The corporation agreed to settle in the North side of Amsterdam’s port area, in a site evocative of both an artistic street culture and the tenseness of ultimate sports. The plan landed in an old heritage shipbuilding manufacturing unit, facing a timeless crane and an old disused Russian
“To blueprint the internal space, we targeted at retrieving Red Bull’s philosophy, splitting spaces in accordance with their use and spirit, to propose the concept of the 2 opposed and complementary hemispheres of the human being mind, cause versus instinct, arts versus the industry, dark versus light, the rise of the angel versus the note of the beast”, tells Jean Pelland, lead blueprint Architect and Senior Companion at Sid Lee Architecture.
Inside the shipbuilding manufacturing unit, with its 3 closest bays, the architects concentrated on expressing the dichotomy of space, shifting from community spaces to personal ones, from black to white and from white to black.

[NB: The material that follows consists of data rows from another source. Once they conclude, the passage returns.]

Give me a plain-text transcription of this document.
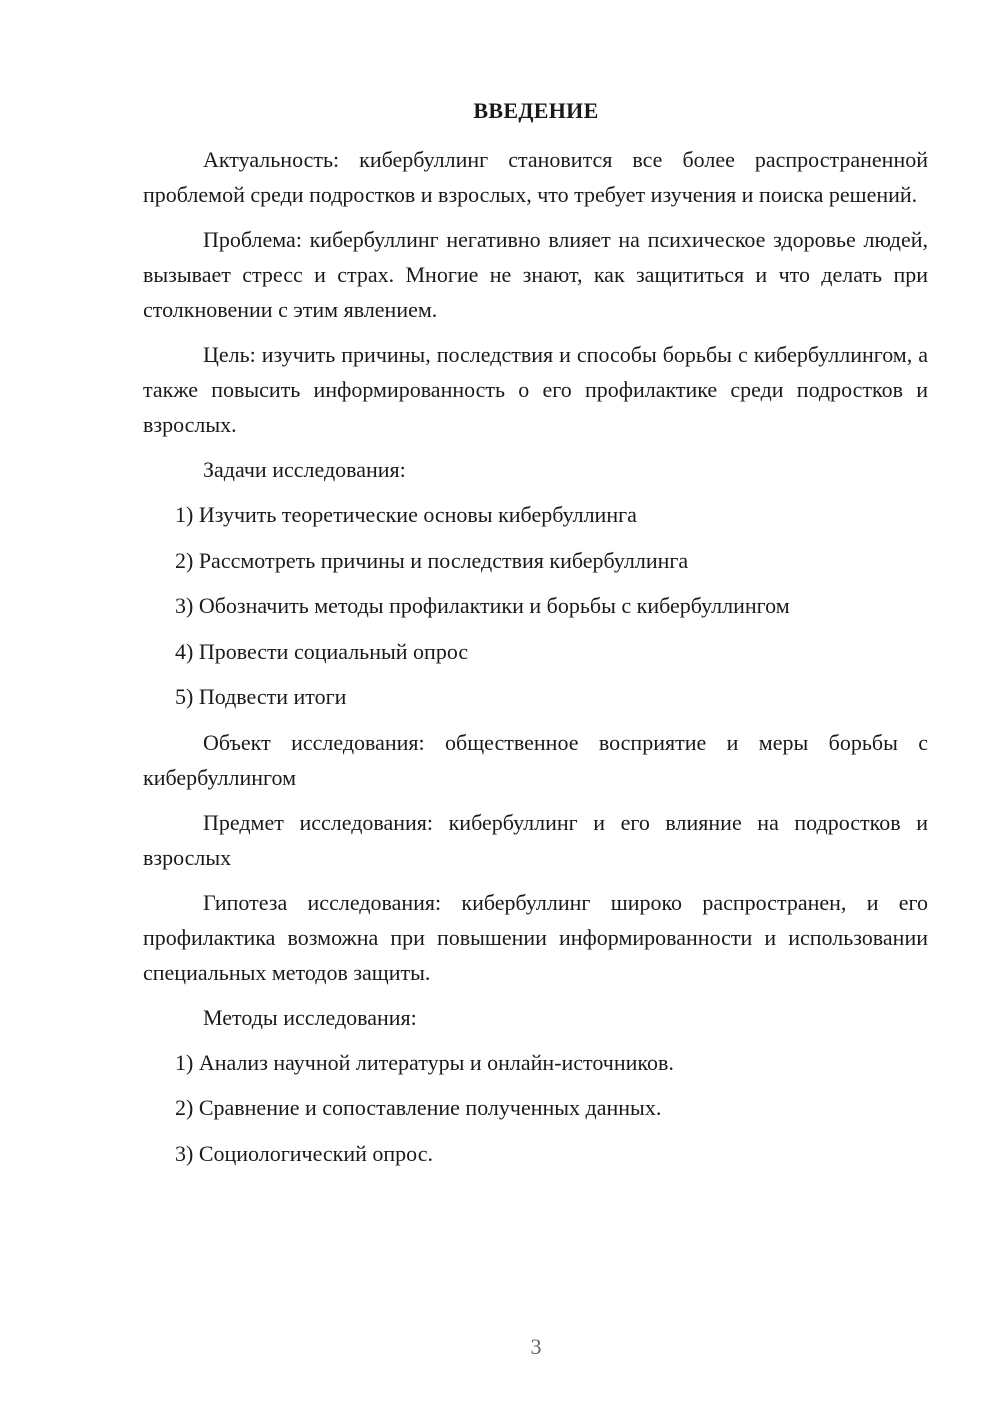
ВВЕДЕНИЕ

Актуальность: кибербуллинг становится все более распространенной проблемой среди подростков и взрослых, что требует изучения и поиска решений.

Проблема: кибербуллинг негативно влияет на психическое здоровье людей, вызывает стресс и страх. Многие не знают, как защититься и что делать при столкновении с этим явлением.

Цель: изучить причины, последствия и способы борьбы с кибербуллингом, а также повысить информированность о его профилактике среди подростков и взрослых.

Задачи исследования:

1) Изучить теоретические основы кибербуллинга
2) Рассмотреть причины и последствия кибербуллинга
3) Обозначить методы профилактики и борьбы с кибербуллингом
4) Провести социальный опрос
5) Подвести итоги

Объект исследования: общественное восприятие и меры борьбы с кибербуллингом

Предмет исследования: кибербуллинг и его влияние на подростков и взрослых

Гипотеза исследования: кибербуллинг широко распространен, и его профилактика возможна при повышении информированности и использовании специальных методов защиты.

Методы исследования:

1) Анализ научной литературы и онлайн-источников.
2) Сравнение и сопоставление полученных данных.
3) Социологический опрос.
3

Our goal in that attempt was to combine the virtually brutal simplicity of a manufacturing made with Red Bull’s mystical invite to execute. The indoors architecture with its numerous layers of meaning conveys that dual individuality, recalling the individual of hill cliffs one moment and skate board ramps the next. These triangle- shaped piles, as if ripped off the body of a ship, accumulate semi-open spaces that might be viewed from beneath, as niches, or perhaps from over, as bridges and mezzanines spanning across space. In the architecture we proffer, nothing is undoubtedly set; all is a matter of perception.
Project name: Red Bull Headquarters
Location: Amsterdam, Netherlands
Program: Interior design for office
Project Year: 2010
Project Area: 875 sqm
Completion Year: 2011
Clients / Owner / Developer: Red Bull Netherlands
Interior Designer: Sid Lee Architecture
Acrhitectural Design: Sid Lee Architecture
Visual Identity and Graphics: Sid Lee
Local Architects: Kamstra Architecten BNA
Builders: Fiction Factory
General Contractor: Jora Vision B.V.